Using Amazon S3 Access Grants with EMR Serverless - Amazon EMR

Using Amazon S3 Access Grants with EMR Serverless

S3 Access Grants overview for EMR Serverless

With Amazon EMR releases 6.15.0 and higher, Amazon S3 Access Grants provide a scalable access control solution that you can use to augment access to your Amazon S3 data from EMR Serverless. If you have a complex or large permission configuration for your S3 data, you can use Access Grants to scale S3 data permissions for users, roles, and applications.

Use S3 Access Grants to augment access to Amazon S3 data beyond the permissions granted by the runtime role or the IAM roles that are attached to the identities with access to your EMR Serverless application.

For more information, see Managing access with S3 Access Grants for Amazon EMR in the Amazon EMR Management Guide and Managing access with S3 Access Grants in the Amazon Simple Storage Service User Guide.

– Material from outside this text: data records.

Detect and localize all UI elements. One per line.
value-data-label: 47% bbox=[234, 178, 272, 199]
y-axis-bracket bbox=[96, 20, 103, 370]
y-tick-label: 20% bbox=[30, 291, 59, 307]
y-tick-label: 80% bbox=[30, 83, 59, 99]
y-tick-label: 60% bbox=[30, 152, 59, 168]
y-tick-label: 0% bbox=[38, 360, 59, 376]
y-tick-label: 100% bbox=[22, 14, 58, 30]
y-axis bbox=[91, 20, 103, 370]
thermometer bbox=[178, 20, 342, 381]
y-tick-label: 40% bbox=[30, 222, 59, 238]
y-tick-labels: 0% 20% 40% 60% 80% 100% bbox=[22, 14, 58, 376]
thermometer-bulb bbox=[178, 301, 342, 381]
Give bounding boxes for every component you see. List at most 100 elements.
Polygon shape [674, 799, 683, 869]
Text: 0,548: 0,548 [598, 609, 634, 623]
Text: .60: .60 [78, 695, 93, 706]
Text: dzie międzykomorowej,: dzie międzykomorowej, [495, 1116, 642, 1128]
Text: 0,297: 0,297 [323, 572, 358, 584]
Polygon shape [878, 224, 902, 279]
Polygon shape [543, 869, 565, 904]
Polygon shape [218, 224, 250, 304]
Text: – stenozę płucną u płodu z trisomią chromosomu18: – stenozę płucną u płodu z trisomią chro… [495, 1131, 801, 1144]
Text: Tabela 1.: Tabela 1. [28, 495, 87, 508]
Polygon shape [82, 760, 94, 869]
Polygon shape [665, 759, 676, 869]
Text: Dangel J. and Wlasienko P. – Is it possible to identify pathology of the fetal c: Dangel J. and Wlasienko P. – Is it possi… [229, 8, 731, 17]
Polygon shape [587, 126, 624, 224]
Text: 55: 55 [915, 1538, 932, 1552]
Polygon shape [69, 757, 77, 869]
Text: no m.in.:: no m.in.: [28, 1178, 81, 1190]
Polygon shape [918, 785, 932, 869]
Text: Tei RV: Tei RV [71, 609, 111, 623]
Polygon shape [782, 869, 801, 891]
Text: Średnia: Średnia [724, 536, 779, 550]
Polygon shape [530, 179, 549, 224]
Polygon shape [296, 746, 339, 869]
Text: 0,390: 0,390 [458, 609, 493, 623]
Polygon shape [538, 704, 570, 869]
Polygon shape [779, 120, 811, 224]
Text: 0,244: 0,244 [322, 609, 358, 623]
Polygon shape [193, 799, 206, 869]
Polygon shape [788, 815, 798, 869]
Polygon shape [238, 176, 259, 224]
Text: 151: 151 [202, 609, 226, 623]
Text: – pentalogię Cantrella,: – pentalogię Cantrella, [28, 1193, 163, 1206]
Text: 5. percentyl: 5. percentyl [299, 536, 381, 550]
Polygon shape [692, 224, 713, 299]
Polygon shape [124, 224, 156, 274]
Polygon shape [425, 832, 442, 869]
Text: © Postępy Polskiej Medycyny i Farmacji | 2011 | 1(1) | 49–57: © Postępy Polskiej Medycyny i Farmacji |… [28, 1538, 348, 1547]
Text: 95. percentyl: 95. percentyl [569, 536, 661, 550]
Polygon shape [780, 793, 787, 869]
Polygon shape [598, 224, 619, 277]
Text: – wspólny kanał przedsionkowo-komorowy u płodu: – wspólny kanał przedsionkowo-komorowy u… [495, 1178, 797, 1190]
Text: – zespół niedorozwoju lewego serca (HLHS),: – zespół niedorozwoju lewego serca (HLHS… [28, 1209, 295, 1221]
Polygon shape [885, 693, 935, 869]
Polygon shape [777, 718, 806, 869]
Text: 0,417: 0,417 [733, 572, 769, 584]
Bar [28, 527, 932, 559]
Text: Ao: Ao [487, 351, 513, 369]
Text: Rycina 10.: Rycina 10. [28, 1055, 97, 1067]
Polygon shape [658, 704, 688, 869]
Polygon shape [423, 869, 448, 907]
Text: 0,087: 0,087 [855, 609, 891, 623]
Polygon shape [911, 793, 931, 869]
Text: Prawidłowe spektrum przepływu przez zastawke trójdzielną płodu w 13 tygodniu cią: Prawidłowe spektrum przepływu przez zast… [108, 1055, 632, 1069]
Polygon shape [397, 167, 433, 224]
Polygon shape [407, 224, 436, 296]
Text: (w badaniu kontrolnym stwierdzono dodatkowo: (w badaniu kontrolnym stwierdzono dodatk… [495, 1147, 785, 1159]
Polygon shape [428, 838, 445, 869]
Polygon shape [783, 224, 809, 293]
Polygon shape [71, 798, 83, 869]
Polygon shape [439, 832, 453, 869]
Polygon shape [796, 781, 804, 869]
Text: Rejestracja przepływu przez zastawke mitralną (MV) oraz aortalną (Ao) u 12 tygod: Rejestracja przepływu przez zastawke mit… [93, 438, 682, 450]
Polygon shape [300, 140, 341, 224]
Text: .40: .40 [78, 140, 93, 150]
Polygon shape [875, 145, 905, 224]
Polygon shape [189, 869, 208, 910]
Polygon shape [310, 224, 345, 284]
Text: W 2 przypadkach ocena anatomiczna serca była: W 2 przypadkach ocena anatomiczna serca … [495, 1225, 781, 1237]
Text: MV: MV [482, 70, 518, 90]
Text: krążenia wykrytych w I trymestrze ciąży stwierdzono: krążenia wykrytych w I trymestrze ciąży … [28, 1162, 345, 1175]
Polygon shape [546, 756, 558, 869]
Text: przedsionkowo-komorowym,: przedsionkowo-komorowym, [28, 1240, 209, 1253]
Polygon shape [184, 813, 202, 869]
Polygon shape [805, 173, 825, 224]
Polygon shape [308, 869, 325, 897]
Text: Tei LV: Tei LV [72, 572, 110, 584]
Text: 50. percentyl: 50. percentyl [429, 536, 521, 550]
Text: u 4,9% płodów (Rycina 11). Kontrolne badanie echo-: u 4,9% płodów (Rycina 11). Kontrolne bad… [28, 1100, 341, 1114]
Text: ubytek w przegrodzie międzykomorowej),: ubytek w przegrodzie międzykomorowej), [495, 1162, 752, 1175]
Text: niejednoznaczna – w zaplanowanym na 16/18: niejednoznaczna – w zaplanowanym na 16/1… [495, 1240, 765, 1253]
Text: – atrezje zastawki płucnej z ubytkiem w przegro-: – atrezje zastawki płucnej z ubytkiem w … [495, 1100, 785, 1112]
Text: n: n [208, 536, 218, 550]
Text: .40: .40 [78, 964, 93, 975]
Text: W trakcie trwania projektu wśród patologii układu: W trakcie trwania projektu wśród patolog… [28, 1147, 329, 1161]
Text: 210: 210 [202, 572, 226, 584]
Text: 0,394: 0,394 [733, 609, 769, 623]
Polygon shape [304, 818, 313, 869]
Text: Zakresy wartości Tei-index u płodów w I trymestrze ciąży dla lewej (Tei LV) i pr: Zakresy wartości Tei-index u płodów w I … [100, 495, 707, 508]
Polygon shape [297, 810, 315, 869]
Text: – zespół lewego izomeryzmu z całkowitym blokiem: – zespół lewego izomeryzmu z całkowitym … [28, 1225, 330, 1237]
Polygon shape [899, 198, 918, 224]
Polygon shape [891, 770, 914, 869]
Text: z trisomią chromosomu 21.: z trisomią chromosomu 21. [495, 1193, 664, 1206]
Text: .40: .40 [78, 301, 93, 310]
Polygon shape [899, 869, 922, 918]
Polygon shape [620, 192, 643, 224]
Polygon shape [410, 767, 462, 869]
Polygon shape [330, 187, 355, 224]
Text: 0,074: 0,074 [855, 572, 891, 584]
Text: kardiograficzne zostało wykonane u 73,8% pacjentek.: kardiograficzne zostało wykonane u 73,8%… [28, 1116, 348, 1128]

This section describes how to launch an EMR Serverless application that uses S3 Access Grants to provide access to data in Amazon S3. For steps to use S3 Access Grants with other Amazon EMR deployments, see the following documentation:

Launch an EMR Serverless application with S3 Access Grants for data management

You can enable S3 Access Grants on EMR Serverless and launch a Spark application. When your application makes a request for S3 data, Amazon S3 provides temporary credentials that are scoped to the specific bucket, prefix, or object.

  1. Set up a job execution role for your EMR Serverless application. Include the required IAM permissions that you need to run Spark jobs and use S3 Access Grants, s3:GetDataAccess and s3:GetAccessGrantsInstanceForPrefix:

    { "Effect": "Allow", "Action": [ "s3:GetDataAccess", "s3:GetAccessGrantsInstanceForPrefix" ], "Resource": [ //LIST ALL INSTANCE ARNS THAT THE ROLE IS ALLOWED TO QUERY "arn:aws_partition:s3:Region:account-id1:access-grants/default", "arn:aws_partition:s3:Region:account-id2:access-grants/default" ] }

    If you specify IAM roles for job execution that have additional permissions to access S3 directly, then users will be able to access the data permitted by the role even if they don't have permission from S3 Access Grants.

  2. Launch your EMR Serverless application with an Amazon EMR release label of 6.15.0 or higher and the spark-defaults classification, as the following example shows. Replace the values in red text with the appropriate values for your usage scenario.

    aws emr-serverless start-job-run \ --application-id application-id \ --execution-role-arn job-role-arn \ --job-driver '{ "sparkSubmit": { "entryPoint": "s3://us-east-1.elasticmapreduce/emr-containers/samples/wordcount/scripts/", "entryPointArguments": ["s3://DOC-EXAMPLE-BUCKET-OUTPUT/wordcount_output"], "sparkSubmitParameters": "--conf spark.executor.cores=1 --conf spark.executor.memory=4g --conf spark.driver.cores=1 --conf spark.driver.memory=4g --conf spark.executor.instances=1" } }' \ --configuration-overrides '{ "applicationConfiguration": [{ "classification": "spark-defaults", "properties": { "spark.hadoop.fs.s3.s3AccessGrants.enabled": "true", "spark.hadoop.fs.s3.s3AccessGrants.fallbackToIAM": "false" } }] }'

S3 Access Grants considerations with EMR Serverless

For important support, compatibility, and behavioral information when you use Amazon S3 Access Grants with EMR Serverless, see S3 Access Grants considerations with Amazon EMR in the Amazon EMR Management Guide.